As a California employer, it is crucial that you classify workers correctly as either employees or independent contractors (ICs). The Division of Labor Standards Enforcement (DLSE) has made it clear that, regardless of the reason for employee misclassification, such classifications can be costly for employers. Unfortunately, many California employers still make common mistakes when it comes to classifying workers. Below are some of the top errors employers make when classifying workers in California;

1. Not Applying the ABC Test

In California, the ABC test determines if a worker is an employee or an independent contractor. This test, established under AB 5, outlines the conditions that must be met in order for someone to be considered an IC. Under the ABC test, a worker is considered an employee unless all the following are true;

  1. The worker is not controlled or directed by the employer
  2. The worker does work that differs from the normal course of the employer’s business
  3. The worker frequently performs services in a trade or profession they operate individually, which closely resembles the work they are currently doing

One of the most common mistakes employers make is not applying the above test when classifying workers.

2. Going by a Written Agreement

Some employers believe that if an agreement states an employer is an independent contractor, then the classification is legal. However, California law does not consider agreements when enforcing classification rules. Even if you and a worker agree to a contractor relationship, if the above test is not satisfied, the worker is legally considered an employee.

3. Letting the Worker Choose Their Classification

A worker may request or even agree to be treated as an IC. However, like it is with written agreements, California law does not consider worker preference when enforcing classification rules. Therefore, workers should not be allowed to classify the employer-worker relationship.

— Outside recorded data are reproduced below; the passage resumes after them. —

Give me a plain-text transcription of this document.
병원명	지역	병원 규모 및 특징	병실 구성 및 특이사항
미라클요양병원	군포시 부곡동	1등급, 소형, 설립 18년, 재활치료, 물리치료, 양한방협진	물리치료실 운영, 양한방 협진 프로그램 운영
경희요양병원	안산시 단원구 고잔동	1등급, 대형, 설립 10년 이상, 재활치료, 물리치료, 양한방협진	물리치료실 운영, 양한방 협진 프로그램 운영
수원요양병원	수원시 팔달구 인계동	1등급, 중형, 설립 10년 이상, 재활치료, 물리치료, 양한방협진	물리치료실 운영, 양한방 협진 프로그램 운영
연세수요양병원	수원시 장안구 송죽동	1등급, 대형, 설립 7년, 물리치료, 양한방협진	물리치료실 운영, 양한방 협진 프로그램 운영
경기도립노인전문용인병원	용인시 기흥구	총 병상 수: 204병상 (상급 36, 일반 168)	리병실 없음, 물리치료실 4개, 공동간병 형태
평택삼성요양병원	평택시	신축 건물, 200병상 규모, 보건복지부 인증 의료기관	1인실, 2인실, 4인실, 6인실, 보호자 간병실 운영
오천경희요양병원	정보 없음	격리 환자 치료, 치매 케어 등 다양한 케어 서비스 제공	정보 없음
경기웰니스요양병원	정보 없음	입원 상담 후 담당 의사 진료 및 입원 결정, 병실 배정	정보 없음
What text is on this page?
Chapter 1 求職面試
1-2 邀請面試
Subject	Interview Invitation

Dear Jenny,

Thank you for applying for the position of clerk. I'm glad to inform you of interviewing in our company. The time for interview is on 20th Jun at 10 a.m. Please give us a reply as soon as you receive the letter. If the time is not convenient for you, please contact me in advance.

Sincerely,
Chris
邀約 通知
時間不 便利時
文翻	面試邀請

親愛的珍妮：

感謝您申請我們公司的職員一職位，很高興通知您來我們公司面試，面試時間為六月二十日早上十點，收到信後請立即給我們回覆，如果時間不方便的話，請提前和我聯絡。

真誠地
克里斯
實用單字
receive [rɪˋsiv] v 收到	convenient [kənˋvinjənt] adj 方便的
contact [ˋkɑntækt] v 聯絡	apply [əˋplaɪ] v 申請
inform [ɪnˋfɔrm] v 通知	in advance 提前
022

4. Assuming Pay Structure or Benefits Determine Worker Classification

Some employers believe that if they do not offer benefits such as retirement plans or sick leave, they can treat a worker as an independent contractor. Some believe they can call the worker an employee if they provide the worker with benefits. Other employers believe they can choose not to offer benefits, but pay a higher rate and treat the worker as an IC. However, how you pay a worker or whether they receive benefits does not decide their classification. That decision is up to the law.

5. Using One Classification for All Workers

Another common mistake that employers make is using a one-size-fits-all approach when classifying workers. Don’t assume that if one person in a role qualifies as an IC, others with the same responsibilities will too. You must evaluate each classification decision individually based on the specific work arrangement. Variables such as supervision and job duties can vary from person to person and affect whether they are legally an employee or an independent contractor.